Dan Silva had already moved on to Autodesk after the first three versions of Deluxe Paint. Lee had gotten her start at EA working with Dan on the port of DPaint III that became Deluxe Paint Animation on the PC. Chris Mayer, a former PC video card device driver engineer, maintained the PC versions of DPaint from there on. Chuck Swan of Trimedia, Inc., (creator of the Amiga pressure-sensitive tablet driver) consulted with us on pressure support and ARexx for DPaintV.
By the way: If anybody has made pressure support work on an Amiga emulator, I'd like to know! Send me an email.
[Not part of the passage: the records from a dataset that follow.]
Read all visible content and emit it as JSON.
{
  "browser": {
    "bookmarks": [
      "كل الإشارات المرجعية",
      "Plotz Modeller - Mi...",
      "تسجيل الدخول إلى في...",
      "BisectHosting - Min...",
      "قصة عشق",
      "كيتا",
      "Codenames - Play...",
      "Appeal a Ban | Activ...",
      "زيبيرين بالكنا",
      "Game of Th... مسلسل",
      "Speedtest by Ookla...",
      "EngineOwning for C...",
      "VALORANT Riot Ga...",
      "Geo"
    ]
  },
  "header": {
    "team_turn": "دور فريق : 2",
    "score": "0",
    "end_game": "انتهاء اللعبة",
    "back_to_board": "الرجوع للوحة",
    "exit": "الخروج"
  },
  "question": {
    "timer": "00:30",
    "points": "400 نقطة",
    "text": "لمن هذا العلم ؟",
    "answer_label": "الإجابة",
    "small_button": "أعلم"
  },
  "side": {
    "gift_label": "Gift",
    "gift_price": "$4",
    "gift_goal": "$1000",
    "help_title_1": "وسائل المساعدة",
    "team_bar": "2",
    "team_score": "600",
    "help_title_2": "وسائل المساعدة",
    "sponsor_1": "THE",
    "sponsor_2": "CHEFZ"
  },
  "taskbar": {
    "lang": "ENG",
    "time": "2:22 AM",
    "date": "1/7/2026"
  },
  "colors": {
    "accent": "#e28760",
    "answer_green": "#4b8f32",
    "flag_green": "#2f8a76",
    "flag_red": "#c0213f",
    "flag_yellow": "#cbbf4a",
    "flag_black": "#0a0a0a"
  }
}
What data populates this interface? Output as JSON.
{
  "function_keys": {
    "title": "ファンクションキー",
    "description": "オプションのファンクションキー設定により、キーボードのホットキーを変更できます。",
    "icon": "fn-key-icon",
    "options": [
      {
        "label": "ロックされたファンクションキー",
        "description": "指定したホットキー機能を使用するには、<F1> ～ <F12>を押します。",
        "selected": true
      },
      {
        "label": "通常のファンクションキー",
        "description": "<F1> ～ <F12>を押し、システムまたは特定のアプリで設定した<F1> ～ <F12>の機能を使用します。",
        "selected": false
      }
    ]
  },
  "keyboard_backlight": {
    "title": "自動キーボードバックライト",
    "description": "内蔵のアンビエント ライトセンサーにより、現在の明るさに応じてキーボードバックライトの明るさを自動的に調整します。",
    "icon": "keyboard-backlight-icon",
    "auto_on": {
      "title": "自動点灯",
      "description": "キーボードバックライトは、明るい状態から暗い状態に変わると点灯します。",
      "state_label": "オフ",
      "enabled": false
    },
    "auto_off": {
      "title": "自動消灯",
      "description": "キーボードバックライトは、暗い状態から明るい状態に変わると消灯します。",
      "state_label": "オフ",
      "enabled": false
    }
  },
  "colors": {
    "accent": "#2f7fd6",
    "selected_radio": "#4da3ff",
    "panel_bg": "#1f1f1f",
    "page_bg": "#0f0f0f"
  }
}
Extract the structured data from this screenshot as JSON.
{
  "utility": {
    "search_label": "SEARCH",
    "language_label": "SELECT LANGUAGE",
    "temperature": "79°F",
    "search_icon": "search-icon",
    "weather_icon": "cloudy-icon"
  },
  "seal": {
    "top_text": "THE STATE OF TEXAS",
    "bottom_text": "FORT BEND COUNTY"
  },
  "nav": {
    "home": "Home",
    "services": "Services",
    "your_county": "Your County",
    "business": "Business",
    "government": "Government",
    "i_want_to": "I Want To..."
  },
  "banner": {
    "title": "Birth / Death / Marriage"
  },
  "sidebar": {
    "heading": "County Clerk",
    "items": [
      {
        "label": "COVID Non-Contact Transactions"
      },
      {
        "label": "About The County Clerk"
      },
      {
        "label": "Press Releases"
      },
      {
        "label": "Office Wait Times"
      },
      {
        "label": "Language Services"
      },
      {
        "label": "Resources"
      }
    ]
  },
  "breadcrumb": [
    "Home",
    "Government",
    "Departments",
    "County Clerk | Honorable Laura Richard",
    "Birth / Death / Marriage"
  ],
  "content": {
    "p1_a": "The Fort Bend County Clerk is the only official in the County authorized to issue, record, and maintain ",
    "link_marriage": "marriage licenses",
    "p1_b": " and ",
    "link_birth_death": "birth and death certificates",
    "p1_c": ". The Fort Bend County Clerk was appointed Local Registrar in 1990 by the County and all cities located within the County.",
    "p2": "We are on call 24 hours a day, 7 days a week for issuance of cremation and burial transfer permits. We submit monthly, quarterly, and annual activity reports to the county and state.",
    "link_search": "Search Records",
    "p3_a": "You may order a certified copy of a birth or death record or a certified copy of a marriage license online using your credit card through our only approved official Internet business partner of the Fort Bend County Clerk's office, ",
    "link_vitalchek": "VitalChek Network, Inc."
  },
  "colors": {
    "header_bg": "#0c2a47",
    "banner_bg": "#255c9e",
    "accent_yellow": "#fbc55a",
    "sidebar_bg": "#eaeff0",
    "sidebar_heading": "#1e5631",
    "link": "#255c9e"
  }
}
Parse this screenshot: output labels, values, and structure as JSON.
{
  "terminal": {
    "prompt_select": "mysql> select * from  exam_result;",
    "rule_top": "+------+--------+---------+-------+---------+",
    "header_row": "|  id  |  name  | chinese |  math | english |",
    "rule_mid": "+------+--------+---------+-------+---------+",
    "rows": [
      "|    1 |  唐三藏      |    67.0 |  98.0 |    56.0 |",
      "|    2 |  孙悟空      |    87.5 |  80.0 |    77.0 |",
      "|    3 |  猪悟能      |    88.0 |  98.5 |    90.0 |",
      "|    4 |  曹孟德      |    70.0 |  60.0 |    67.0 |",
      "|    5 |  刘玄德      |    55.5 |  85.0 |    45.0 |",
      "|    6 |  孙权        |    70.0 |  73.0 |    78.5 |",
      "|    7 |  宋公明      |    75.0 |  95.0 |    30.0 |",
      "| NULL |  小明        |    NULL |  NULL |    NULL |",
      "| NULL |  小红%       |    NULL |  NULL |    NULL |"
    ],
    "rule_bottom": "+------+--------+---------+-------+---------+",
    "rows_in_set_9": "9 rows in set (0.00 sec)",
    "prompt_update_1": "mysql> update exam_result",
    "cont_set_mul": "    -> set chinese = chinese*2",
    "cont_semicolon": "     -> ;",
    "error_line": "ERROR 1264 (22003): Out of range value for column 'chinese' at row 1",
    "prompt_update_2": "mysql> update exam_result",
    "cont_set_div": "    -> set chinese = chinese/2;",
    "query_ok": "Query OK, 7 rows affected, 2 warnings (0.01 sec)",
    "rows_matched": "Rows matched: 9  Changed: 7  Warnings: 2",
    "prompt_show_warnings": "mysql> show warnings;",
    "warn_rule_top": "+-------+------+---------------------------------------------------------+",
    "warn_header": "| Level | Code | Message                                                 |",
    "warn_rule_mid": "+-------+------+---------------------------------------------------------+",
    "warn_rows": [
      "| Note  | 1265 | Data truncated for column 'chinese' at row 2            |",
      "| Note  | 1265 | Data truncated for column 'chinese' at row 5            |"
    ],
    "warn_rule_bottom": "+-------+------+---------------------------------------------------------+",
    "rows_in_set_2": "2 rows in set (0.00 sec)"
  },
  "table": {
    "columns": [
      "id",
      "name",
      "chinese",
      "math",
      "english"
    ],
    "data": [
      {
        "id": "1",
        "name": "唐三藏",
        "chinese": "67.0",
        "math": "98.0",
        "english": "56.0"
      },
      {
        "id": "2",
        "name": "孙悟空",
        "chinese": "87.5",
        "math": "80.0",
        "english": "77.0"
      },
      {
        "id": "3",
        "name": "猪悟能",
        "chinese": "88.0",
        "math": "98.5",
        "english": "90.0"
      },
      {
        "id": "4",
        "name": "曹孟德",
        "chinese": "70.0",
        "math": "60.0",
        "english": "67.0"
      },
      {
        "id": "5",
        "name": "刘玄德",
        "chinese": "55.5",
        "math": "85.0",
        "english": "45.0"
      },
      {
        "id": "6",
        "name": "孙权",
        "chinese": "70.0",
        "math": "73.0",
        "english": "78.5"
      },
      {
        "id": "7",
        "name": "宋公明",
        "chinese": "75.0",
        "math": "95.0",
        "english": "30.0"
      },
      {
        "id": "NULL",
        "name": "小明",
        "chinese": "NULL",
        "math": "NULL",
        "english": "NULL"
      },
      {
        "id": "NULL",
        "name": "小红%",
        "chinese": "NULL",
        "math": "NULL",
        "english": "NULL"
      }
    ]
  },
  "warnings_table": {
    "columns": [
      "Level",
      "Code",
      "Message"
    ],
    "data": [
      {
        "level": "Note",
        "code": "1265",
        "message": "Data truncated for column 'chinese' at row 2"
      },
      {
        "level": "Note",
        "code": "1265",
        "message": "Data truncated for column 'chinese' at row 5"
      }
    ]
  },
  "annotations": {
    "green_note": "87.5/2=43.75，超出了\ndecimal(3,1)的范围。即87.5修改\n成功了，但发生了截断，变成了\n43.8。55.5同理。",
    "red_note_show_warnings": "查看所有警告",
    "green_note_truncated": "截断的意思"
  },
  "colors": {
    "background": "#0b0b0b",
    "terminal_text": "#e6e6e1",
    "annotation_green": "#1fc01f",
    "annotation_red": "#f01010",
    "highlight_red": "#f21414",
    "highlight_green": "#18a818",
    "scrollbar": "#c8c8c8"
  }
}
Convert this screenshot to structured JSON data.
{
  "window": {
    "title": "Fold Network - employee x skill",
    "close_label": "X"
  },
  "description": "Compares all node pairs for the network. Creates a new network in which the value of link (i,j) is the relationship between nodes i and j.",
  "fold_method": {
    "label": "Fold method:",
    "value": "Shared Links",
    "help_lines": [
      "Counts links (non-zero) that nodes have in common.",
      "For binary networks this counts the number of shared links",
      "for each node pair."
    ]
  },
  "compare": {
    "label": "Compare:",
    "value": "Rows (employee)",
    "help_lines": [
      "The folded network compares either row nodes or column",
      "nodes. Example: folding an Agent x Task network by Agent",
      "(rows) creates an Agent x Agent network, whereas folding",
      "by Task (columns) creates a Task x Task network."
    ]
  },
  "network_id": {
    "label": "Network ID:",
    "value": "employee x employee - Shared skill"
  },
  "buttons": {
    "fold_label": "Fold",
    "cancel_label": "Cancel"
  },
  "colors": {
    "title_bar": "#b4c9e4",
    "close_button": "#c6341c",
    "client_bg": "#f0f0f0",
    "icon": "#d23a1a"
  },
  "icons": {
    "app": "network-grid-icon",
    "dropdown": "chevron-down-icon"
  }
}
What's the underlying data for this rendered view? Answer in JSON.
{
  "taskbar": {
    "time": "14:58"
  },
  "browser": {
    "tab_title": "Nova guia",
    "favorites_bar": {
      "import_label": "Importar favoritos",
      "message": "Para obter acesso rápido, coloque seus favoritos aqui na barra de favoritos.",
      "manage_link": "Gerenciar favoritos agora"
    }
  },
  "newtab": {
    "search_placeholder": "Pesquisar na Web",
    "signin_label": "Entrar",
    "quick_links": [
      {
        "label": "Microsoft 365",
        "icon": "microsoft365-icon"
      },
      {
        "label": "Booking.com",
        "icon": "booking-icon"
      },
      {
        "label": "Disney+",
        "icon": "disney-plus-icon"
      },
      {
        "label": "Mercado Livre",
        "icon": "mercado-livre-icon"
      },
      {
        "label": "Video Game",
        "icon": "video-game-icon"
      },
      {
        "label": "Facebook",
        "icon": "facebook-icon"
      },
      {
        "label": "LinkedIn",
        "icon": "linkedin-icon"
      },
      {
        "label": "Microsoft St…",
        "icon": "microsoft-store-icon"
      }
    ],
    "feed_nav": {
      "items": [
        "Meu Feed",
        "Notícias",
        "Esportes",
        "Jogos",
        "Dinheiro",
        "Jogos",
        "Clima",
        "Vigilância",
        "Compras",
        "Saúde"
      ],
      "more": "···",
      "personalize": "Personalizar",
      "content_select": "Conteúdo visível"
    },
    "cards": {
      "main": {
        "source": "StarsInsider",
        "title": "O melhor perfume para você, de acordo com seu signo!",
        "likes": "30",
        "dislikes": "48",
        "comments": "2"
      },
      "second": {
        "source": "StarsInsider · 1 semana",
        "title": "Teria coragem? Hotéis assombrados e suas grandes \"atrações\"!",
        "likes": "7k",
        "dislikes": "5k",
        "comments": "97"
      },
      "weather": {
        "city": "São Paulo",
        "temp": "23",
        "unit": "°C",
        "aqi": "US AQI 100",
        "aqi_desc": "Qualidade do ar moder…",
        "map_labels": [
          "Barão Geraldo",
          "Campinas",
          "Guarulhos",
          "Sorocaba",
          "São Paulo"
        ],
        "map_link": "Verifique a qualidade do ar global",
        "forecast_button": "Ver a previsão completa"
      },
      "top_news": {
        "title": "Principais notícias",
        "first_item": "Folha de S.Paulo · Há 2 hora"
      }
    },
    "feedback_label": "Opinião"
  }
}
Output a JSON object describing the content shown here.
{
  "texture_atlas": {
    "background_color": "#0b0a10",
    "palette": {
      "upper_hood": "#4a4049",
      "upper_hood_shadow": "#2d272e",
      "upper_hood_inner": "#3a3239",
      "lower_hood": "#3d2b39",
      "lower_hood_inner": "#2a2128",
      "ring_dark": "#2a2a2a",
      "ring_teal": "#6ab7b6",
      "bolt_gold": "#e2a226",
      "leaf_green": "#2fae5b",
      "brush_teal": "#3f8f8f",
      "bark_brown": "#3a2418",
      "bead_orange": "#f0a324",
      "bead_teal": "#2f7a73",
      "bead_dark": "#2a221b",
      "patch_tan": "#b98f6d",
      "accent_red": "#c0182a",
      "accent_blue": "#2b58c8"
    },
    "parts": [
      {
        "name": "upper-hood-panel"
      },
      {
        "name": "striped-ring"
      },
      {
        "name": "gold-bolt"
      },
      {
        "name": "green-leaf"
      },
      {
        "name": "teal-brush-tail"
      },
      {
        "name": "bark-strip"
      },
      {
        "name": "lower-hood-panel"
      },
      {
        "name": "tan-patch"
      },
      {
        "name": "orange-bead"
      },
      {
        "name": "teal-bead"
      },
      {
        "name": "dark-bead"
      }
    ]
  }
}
Deluxe Paint 4.5/4.6 AGA was the last shining moment for DPaint, as it not only sold tons of copies (many to Commodore for bundling with the A1200) it was also efficient and stable, being the most bug-free release in the entire DPaint series.
DPaintV was much delayed by the fact that we were waiting for Commodore's RTG (ReTargetable Graphics) solution to arrive for native 24-bit support and were let down. The whole product had already been rewritten for 24-bit, and as we didn't want to support any proprietary architectures (like Picasso, etc) - we just hoped that C= would be ready for us by the time we were ready for them. Didn't happen. Actually, a lot of things never happened; when I came on board, the company had just given up on trying to turn DPaint a 3-D program, and my own Flash-like video timeline editor (complete with audio and software MIDI synthesizer!) was deemed too advanced for the technology at the time.
Releasing DPaintV became a very low priority for EA upon the collapse of Commodore, with Manufacturing bumping it out of the '94 Xmas release slot and into the following year. It was released however with the help of EA UK, who as our most important internal sponsor has been selling and licensing the product through various third parties in Europe ever since.
Something overlooked in DPaintV is the Player, I think. In all past versions the Player was a chopped-up scaled down version of DPaint that was made freely redistributable so anyone could play ANIM files. In DPaintV, I rewrote the Player from scratch and the thing just burns. There was never a more efficient animator on the Amiga, and it supported ARexx too.
Well, that's it. It was a very hard time in those end days watching Commodore go under, and we only had a few weeks' warning ahead of the rest of the Amiga community. Such is life.